L’Iran, allié objectif des anti-impérialistes ?
Nick Fuentes ne cache pas son mépris pour le « régime d’occupation sioniste », qu’il accuse de manipuler Washington pour asseoir sa domination sur le Moyen-Orient. « Ils veulent ce pouvoir sur notre gouvernement, sur tout », martèle-t-il, avant d’ajouter, dans un cynisme assumé : « L’ayatollah n’est qu’un obstacle. » Pour lui, la guerre en cours n’est pas un conflit régional, mais une bataille existentielle où Téhéran, malgré ses défauts, incarne la résistance des « goyim » — un terme qu’il utilise sans ironie.

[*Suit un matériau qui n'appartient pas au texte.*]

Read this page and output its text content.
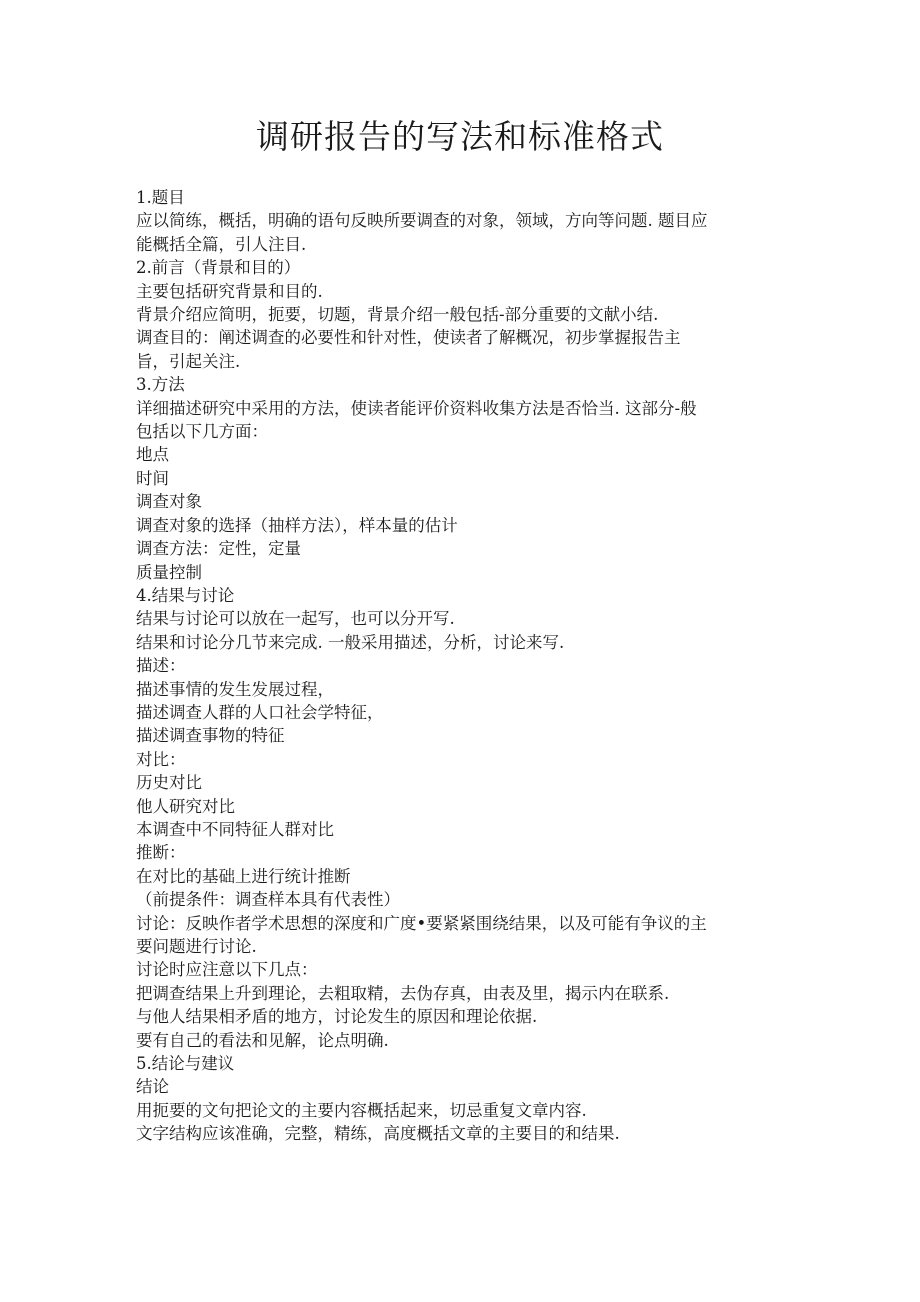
调研报告的写法和标准格式

1.题目

应以简练，概括，明确的语句反映所要调查的对象，领域，方向等问题. 题目应

能概括全篇，引人注目.

2.前言（背景和目的）

主要包括研究背景和目的.

背景介绍应简明，扼要，切题，背景介绍一般包括-部分重要的文献小结.

调查目的：阐述调查的必要性和针对性，使读者了解概况，初步掌握报告主

旨，引起关注.

3.方法

详细描述研究中采用的方法，使读者能评价资料收集方法是否恰当. 这部分-般

包括以下几方面：

地点

时间

调查对象

调查对象的选择（抽样方法），样本量的估计

调查方法：定性，定量

质量控制

4.结果与讨论

结果与讨论可以放在一起写，也可以分开写.

结果和讨论分几节来完成. 一般采用描述，分析，讨论来写.

描述：

描述事情的发生发展过程，

描述调查人群的人口社会学特征，

描述调查事物的特征

对比：

历史对比

他人研究对比

本调查中不同特征人群对比

推断：

在对比的基础上进行统计推断

（前提条件：调查样本具有代表性）

讨论：反映作者学术思想的深度和广度•要紧紧围绕结果，以及可能有争议的主

要问题进行讨论.

讨论时应注意以下几点：

把调查结果上升到理论，去粗取精，去伪存真，由表及里，揭示内在联系.

与他人结果相矛盾的地方，讨论发生的原因和理论依据.

要有自己的看法和见解，论点明确.

5.结论与建议

结论

用扼要的文句把论文的主要内容概括起来，切忌重复文章内容.

文字结构应该准确，完整，精练，高度概括文章的主要目的和结果.
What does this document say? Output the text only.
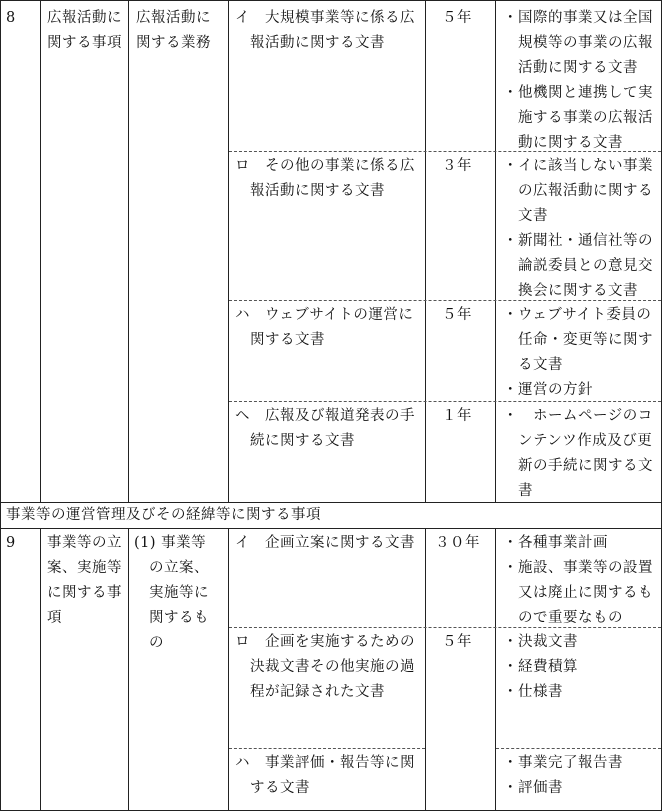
8 広報活動に
関する事項
広報活動に
関する業務
イ　大規模事業等に係る広
　報活動に関する文書
５年 ・国際的事業又は全国
　規模等の事業の広報
　活動に関する文書
・他機関と連携して実
　施する事業の広報活
　動に関する文書
ロ　その他の事業に係る広
　報活動に関する文書
３年 ・イに該当しない事業
　の広報活動に関する
　文書
・新聞社・通信社等の
　論説委員との意見交
　換会に関する文書
ハ　ウェブサイトの運営に
　関する文書
５年 ・ウェブサイト委員の
　任命・変更等に関す
　る文書
・運営の方針
ヘ　広報及び報道発表の手
　続に関する文書
１年 ・　ホームページのコ
　ンテンツ作成及び更
　新の手続に関する文
　書
事業等の運営管理及びその経緯等に関する事項
9 事業等の立
案、実施等
に関する事
項
(1) 事業等
　の立案、
　実施等に
　関するも
　の
イ　企画立案に関する文書 ３０年 ・各種事業計画
・施設、事業等の設置
　又は廃止に関するも
　ので重要なもの
ロ　企画を実施するための
　決裁文書その他実施の過
　程が記録された文書
５年 ・決裁文書
・経費積算
・仕様書
ハ　事業評価・報告等に関
　する文書
・事業完了報告書
・評価書
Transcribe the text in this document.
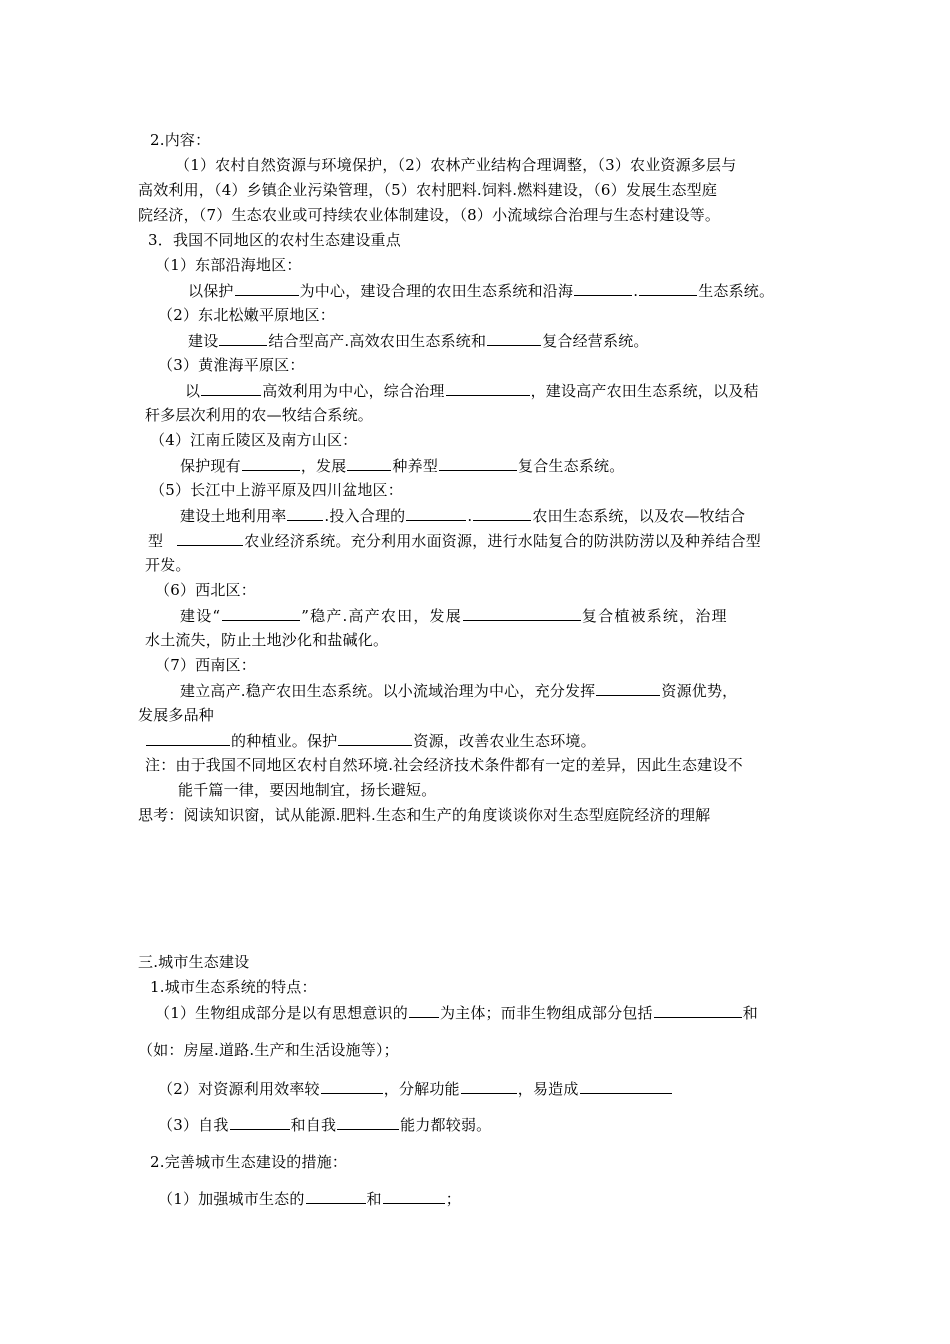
2.内容：
（1）农村自然资源与环境保护，（2）农林产业结构合理调整，（3）农业资源多层与
高效利用，（4）乡镇企业污染管理，（5）农村肥料.饲料.燃料建设，（6）发展生态型庭
院经济，（7）生态农业或可持续农业体制建设，（8）小流域综合治理与生态村建设等。
3．我国不同地区的农村生态建设重点
（1）东部沿海地区：
以保护	为中心，建设合理的农田生态系统和沿海	.	生态系统。
（2）东北松嫩平原地区：
建设	结合型高产.高效农田生态系统和	复合经营系统。
（3）黄淮海平原区：
以	高效利用为中心，综合治理	，建设高产农田生态系统，以及秸
秆多层次利用的农—牧结合系统。
（4）江南丘陵区及南方山区：
保护现有	，发展	种养型	复合生态系统。
（5）长江中上游平原及四川盆地区：
建设土地利用率	.投入合理的	.	农田生态系统，以及农—牧结合
型	农业经济系统。充分利用水面资源，进行水陆复合的防洪防涝以及种养结合型
开发。
（6）西北区：
建设“	”稳产.高产农田，发展	复合植被系统，治理
水土流失，防止土地沙化和盐碱化。
（7）西南区：
建立高产.稳产农田生态系统。以小流域治理为中心，充分发挥	资源优势，
发展多品种
的种植业。保护	资源，改善农业生态环境。
注：由于我国不同地区农村自然环境.社会经济技术条件都有一定的差异，因此生态建设不
能千篇一律，要因地制宜，扬长避短。
思考：阅读知识窗，试从能源.肥料.生态和生产的角度谈谈你对生态型庭院经济的理解
三.城市生态建设
1.城市生态系统的特点：
（1）生物组成部分是以有思想意识的 为主体；而非生物组成部分包括	和
（如：房屋.道路.生产和生活设施等）；
（2）对资源利用效率较	，分解功能	，易造成
（3）自我	和自我	能力都较弱。
2.完善城市生态建设的措施：
（1）加强城市生态的	和	；
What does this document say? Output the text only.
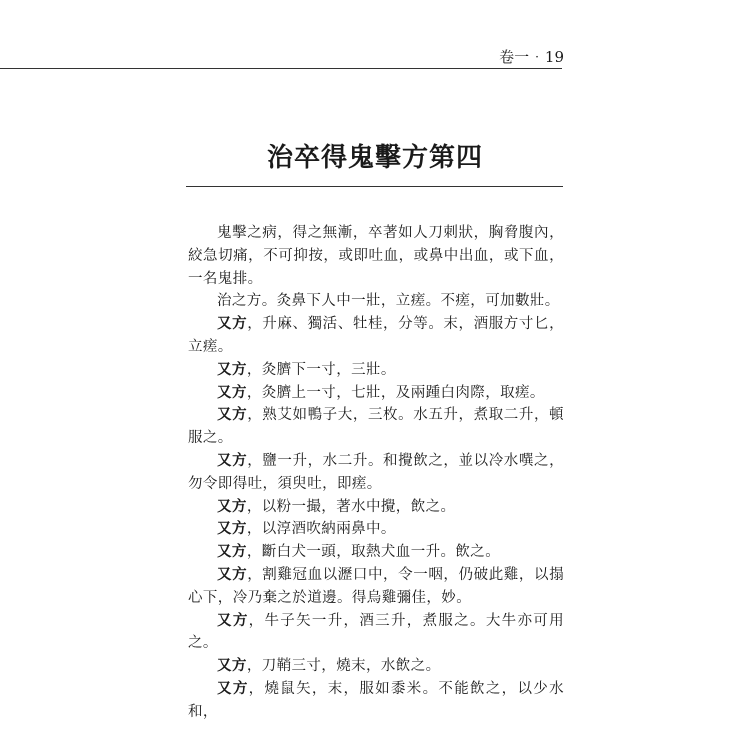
卷一 · 19
治卒得鬼擊方第四

鬼擊之病，得之無漸，卒著如人刀刺狀，胸脅腹內，絞急切痛，不可抑按，或即吐血，或鼻中出血，或下血，一名鬼排。

治之方。灸鼻下人中一壯，立瘥。不瘥，可加數壯。

又方，升麻、獨活、牡桂，分等。末，酒服方寸匕，立瘥。

又方，灸臍下一寸，三壯。

又方，灸臍上一寸，七壯，及兩踵白肉際，取瘥。

又方，熟艾如鴨子大，三枚。水五升，煮取二升，頓服之。

又方，鹽一升，水二升。和攪飲之，並以冷水噀之，勿令即得吐，須臾吐，即瘥。

又方，以粉一撮，著水中攪，飲之。

又方，以淳酒吹納兩鼻中。

又方，斷白犬一頭，取熱犬血一升。飲之。

又方，割雞冠血以瀝口中，令一咽，仍破此雞，以搨心下，冷乃棄之於道邊。得烏雞彌佳，妙。

又方，牛子矢一升，酒三升，煮服之。大牛亦可用之。

又方，刀鞘三寸，燒末，水飲之。

又方，燒鼠矢，末，服如黍米。不能飲之，以少水和，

Son raisonnement ? « L’Iran se bat pour nous tous. » Une thèse qui, en pleine escalade militaire, trouve un écho inattendu chez ceux qui, des États-Unis à l’Europe, dénoncent l’alliance toxique entre Tel-Aviv et l’impérialisme américain.
Nick Fuentes lâche sans filtre :
« Priez pour l’Iran. L’Iran se bat actuellement pour le monde entier… pour l’humanité tout entière. Si l’Iran tombe, Israël contrôlera tout le Moyen-Orient, le détroit, la mer Rouge, le commerce mondial. Ils veulent le pouvoir sur notre… pic.twitter.com/J0zYZnm861
— Camille Moscow 🇷🇺 🌿 ☦️ (@camille_moscow) March 31, 2026
Trump, Israël et le grand théâtre de la guerre
Dans son émission « America First Ep. 1665 », Nick Fuentes pousse l’analyse plus loin. Il y dissèque les « signaux » de Donald Trump, supposé annoncer une « fin de guerre imminente », tout en doutant de sa sincérité. « Qui sert-il vraiment ? », interroge-t-il, sous-entendant que le président américain, comme ses prédécesseurs, reste prisonnier du lobby pro-israélien.
Le reste de son stream est à l’avenant : une charge contre les « proxys » américains, une dénonciation des frappes israéliennes, et une question lancinante : « Pourquoi l’Occident se bat-il pour Israël, et non pour ses propres intérêts ? »
L’Amérique First et l’axe du mal : un mariage contre nature ?
Nick Fuentes n’est pas un idéaliste. Il admet ne pas partager « tout » avec l’Iran, mais voit en lui un « mal nécessaire ». « Ils résistent. Nous devrions les soutenir », résume-t-il, dans une logique où l’ennemi de mon ennemi devient, sinon un ami, du moins un allié tactique.
Son discours, aussi provocateur soit-il, révèle une fracture grandissante : celle d’une droite américaine qui, lasse des guerres sans fin, préfère désormais voir en Téhéran un partenaire contre l’hyperpuissance israélienne. « Le débat est loin d’être clos », conclut-il. À en juger par la viralité de ses propos, il a raison.